A comparison of the optimum EPS of 13.48 g/100 mL as determined in the current study with the EPS reported in previously reported works demonstrates the high productivity of the EPS from Rhodotorula mucilaginosa sp. GUMS16. Of course, the dextrose content of the PDB of 2.4 g/100 mL may also contribute as a carbon source, thus may partly explain the high yield of crude EPS recorded. The yield of crude EPS from Rhodotorula mucilaginosa sp. GUMS16 may be indicative of its commercial potential since its EPS yield exceeded the reported optimal EPS yields of 2.2 g/100 mL, 11.8 g/100 mL and 12.6 g/100 mL generated from Bacillus mucilaginosus CGMCC5766, Cupriavidus pauculus KPS 201 and Spirulina Platensis, respectively, reported in the literature [47,48,49]. The total sugar content of the optimally generated EPS was also determined using the phenol sulfuric acid method [50,51]. It was determined that the mean sugar content was 60% mass basis and was comparable to the sugar content of EPS reported in a previous work that ranges from 34–71% mass basis [52]. Other components in EPS such as proteins and macro-molecules such as DNA, lipids, and humic substances were not measured in the current study. The current study acknowledges that further purification processes involving ion-exchange chromatography and size exclusion chromatography may be required to enhance the purity of the EPS extract [53]. These additional purification steps have not been considered in the present study, implying that the EPS yield reported in the current study may be referred to as ‘crude EPS’. We also acknowledge that further purification may lead to a change in the EPS yield. The impacts of such purifications on EPS yield will be investigated in future studies. Nevertheless, the present study establishes the potential of employing Rhodotorula mucilaginosa sp. GUMS16, to facilitate optimal production of useful EPS. Crucially, the current study also aligns with current research interest in the exploration of the circular economy paradigm [54], which involves the recovery of high value products (i.e., EPS) from low value feeds (i.e., ‘soft’ carbon sources like sucrose).

4. Conclusions

The present study investigated the production of extracellular polysaccharides (EPS) by Rhodotorula mucilaginosa sp. GUMS16, with emphasis on the process conditions that facilitate enhanced EPS yield. In the study, the process conditions of carbon concentration, nitrogen concentration, and pH were assessed, with sucrose and ammonium sulfate employed as carbon and nitrogen precursors, respectively.

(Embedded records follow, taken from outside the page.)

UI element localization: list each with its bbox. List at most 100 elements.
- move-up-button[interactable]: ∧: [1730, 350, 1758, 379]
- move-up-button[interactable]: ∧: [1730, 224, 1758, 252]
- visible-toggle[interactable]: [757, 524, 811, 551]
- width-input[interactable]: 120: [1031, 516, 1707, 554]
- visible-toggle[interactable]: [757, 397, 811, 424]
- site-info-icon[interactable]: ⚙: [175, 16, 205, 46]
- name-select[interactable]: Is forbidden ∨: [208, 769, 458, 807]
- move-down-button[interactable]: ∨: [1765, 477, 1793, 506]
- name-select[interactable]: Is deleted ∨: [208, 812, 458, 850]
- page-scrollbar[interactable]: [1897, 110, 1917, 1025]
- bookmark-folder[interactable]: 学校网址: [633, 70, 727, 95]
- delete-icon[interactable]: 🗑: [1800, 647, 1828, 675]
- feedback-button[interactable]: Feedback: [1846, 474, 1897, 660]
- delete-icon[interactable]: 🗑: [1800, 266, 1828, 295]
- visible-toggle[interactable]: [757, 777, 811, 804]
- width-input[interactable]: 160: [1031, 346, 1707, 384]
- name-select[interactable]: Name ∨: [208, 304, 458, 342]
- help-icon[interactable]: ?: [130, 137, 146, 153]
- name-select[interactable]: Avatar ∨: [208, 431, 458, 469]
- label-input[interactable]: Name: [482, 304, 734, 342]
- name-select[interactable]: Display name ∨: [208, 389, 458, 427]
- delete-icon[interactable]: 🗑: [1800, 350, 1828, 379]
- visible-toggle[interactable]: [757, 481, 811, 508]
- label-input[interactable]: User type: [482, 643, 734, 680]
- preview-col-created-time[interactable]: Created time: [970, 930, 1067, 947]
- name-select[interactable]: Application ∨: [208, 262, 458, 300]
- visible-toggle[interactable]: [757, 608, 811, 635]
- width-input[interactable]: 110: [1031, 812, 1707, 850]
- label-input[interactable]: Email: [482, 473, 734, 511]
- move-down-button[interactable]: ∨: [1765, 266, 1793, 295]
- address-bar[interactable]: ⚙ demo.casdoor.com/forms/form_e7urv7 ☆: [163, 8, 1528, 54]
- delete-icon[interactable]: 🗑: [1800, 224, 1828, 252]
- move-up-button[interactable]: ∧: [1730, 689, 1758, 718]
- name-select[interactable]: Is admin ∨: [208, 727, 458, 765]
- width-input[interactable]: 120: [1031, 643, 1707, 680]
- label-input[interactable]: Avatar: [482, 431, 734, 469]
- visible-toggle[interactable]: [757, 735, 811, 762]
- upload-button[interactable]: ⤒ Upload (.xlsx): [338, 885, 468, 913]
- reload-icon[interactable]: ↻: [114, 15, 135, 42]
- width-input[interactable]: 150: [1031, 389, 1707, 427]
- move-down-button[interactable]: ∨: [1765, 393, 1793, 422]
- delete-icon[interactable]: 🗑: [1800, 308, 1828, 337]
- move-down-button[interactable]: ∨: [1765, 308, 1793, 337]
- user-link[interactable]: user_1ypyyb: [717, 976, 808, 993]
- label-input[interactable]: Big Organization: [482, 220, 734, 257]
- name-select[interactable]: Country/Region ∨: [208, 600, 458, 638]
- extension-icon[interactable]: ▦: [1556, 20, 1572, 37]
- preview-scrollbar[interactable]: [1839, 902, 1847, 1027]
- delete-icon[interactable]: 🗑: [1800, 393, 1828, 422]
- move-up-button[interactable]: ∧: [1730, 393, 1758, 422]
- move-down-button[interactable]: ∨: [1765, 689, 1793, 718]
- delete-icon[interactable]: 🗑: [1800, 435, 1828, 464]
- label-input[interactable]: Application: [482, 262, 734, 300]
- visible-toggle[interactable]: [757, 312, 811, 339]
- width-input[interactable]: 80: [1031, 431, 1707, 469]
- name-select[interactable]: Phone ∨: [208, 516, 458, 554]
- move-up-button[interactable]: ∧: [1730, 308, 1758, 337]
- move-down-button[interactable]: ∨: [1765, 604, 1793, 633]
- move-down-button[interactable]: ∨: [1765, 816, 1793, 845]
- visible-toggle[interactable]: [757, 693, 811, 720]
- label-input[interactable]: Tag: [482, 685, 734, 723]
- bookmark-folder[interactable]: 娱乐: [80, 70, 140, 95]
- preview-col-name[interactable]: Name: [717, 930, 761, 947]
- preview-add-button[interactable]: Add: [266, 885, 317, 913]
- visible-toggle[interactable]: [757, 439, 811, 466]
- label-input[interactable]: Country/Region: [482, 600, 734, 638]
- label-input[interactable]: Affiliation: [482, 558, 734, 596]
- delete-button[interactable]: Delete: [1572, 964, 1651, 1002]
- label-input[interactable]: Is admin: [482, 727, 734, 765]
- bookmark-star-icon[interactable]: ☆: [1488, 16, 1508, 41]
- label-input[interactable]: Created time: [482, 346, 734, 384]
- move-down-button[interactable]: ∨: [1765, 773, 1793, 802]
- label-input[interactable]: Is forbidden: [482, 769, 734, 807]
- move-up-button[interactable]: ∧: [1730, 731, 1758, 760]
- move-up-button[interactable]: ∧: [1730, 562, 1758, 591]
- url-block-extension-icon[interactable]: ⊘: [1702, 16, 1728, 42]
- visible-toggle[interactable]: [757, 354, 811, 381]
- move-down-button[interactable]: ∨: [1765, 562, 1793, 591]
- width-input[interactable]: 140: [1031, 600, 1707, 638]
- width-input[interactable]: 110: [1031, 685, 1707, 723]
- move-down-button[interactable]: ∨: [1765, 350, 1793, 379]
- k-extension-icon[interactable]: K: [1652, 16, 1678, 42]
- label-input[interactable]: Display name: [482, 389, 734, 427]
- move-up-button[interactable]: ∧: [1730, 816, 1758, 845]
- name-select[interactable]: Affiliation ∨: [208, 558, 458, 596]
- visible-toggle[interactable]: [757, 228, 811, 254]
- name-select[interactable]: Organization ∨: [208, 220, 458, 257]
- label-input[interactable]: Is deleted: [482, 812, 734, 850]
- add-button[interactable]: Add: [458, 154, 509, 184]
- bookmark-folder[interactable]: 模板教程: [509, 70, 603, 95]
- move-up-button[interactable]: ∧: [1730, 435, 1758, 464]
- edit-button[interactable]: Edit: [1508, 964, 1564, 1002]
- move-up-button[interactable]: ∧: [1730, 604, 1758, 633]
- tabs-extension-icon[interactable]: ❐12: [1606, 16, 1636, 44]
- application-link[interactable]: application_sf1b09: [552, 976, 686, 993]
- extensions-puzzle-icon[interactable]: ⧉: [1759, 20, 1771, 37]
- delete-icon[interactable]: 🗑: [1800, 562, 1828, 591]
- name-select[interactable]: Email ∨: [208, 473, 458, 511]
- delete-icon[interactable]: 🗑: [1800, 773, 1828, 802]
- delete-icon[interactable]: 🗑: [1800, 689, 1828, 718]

The study established that changes in ammonium sulfate (nitrogen precursor) constituted the most important factor that influenced EPS yields, with sucrose (carbon precursor) concentration shown to be the least important process variable in the present study. Further investigations also established that the optimal crude EPS yield of 13.48 g/100 mL from Rhodotorula mucilaginosa sp. GUMS16 was achieved at pH, sucrose concentration and ammonium sulfate conditions of 5.1 g/100 mL 14.73 g/100 mL, respectively, were imposed.